The green light in its eyes wasn't flickering anymore. It was a steady, dying ember.
We had reached the heart of the district—a massive, rotating cylinder of iron known as the Great Cylinder. This was where Marta, the soul-weaver, kept her shop.
I pulled the carriage to a halt in front of a heavy, lead-lined door. The construct-horse gave one final, shuddering click and collapsed, its brass limbs splaying out across the soot.
"We're here," I gasped, jumping down and dragging the father out of the cabin.
The man was trembling, holding the vial. It was almost dark. The golden mist was a single, tiny spark.
"Marta!" I hammered on the lead door. "Marta, open the damn door!
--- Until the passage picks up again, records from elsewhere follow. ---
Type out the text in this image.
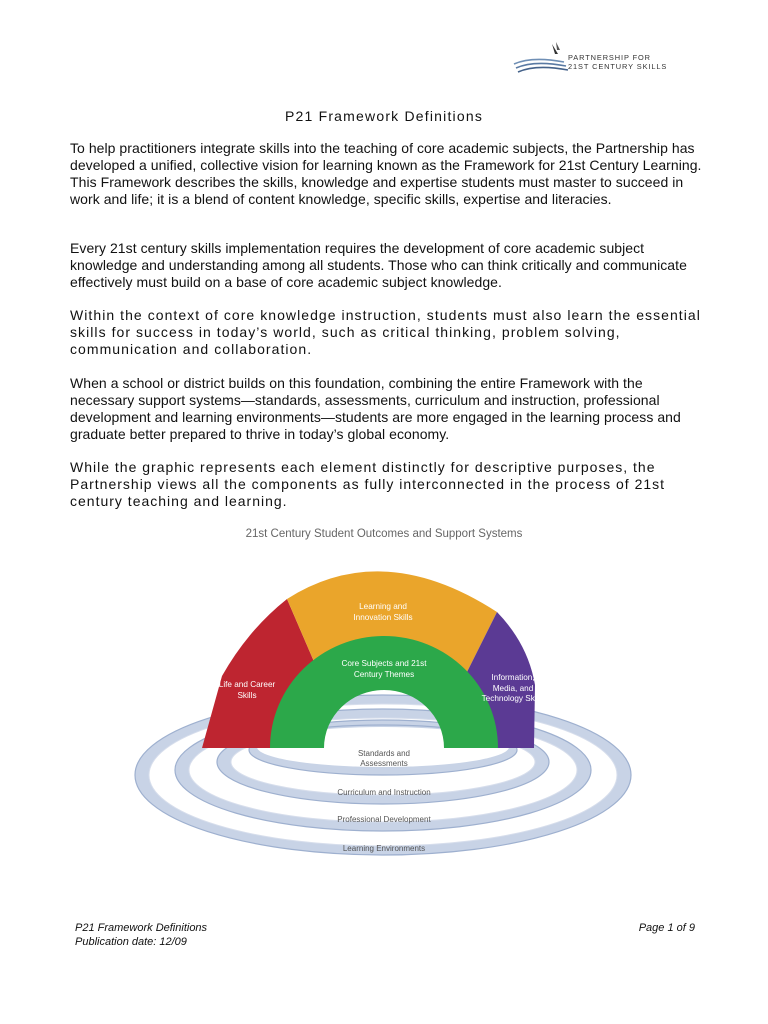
PARTNERSHIP FOR
21ST CENTURY SKILLS
P21 Framework Definitions

To help practitioners integrate skills into the teaching of core academic subjects, the Partnership has developed a unified, collective vision for learning known as the Framework for 21st Century Learning. This Framework describes the skills, knowledge and expertise students must master to succeed in work and life; it is a blend of content knowledge, specific skills, expertise and literacies.

Every 21st century skills implementation requires the development of core academic subject knowledge and understanding among all students. Those who can think critically and communicate effectively must build on a base of core academic subject knowledge.

Within the context of core knowledge instruction, students must also learn the essential skills for success in today’s world, such as critical thinking, problem solving, communication and collaboration.

When a school or district builds on this foundation, combining the entire Framework with the necessary support systems—standards, assessments, curriculum and instruction, professional development and learning environments—students are more engaged in the learning process and graduate better prepared to thrive in today’s global economy.

While the graphic represents each element distinctly for descriptive purposes, the Partnership views all the components as fully interconnected in the process of 21st century teaching and learning.

21st Century Student Outcomes and Support Systems
Life and Career Skills
Learning and Innovation Skills
Information, Media, and Technology Skills
Core Subjects and 21st Century Themes
Standards and Assessments
Curriculum and Instruction
Professional Development
Learning Environments
P21 Framework Definitions
Publication date: 12/09
Page 1 of 9
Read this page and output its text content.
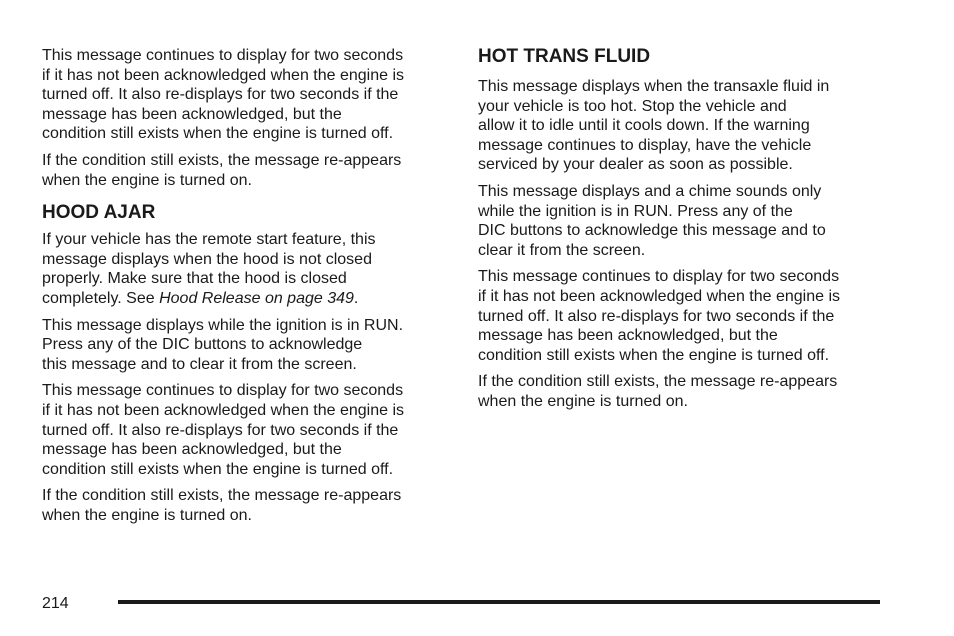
This message continues to display for two seconds
if it has not been acknowledged when the engine is
turned off. It also re-displays for two seconds if the
message has been acknowledged, but the
condition still exists when the engine is turned off.

If the condition still exists, the message re-appears
when the engine is turned on.

HOOD AJAR

If your vehicle has the remote start feature, this
message displays when the hood is not closed
properly. Make sure that the hood is closed
completely. See Hood Release on page 349.

This message displays while the ignition is in RUN.
Press any of the DIC buttons to acknowledge
this message and to clear it from the screen.

This message continues to display for two seconds
if it has not been acknowledged when the engine is
turned off. It also re-displays for two seconds if the
message has been acknowledged, but the
condition still exists when the engine is turned off.

If the condition still exists, the message re-appears
when the engine is turned on.

HOT TRANS FLUID

This message displays when the transaxle fluid in
your vehicle is too hot. Stop the vehicle and
allow it to idle until it cools down. If the warning
message continues to display, have the vehicle
serviced by your dealer as soon as possible.

This message displays and a chime sounds only
while the ignition is in RUN. Press any of the
DIC buttons to acknowledge this message and to
clear it from the screen.

This message continues to display for two seconds
if it has not been acknowledged when the engine is
turned off. It also re-displays for two seconds if the
message has been acknowledged, but the
condition still exists when the engine is turned off.

If the condition still exists, the message re-appears
when the engine is turned on.

214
I've got a 'Lading' that's about to go dark!"
The door creaked open, revealing a woman covered in silver tattoos that glowed with a faint, steady light. She looked at me, then at the dying vial in the father's hand.
"Kaelen," she said, her voice like grinding stone. "I told you never to come back here. The Spires are screaming for this soul."
"Then let them scream," I said, pushing past her into the cold, silent safety of her workshop. "Just save the girl."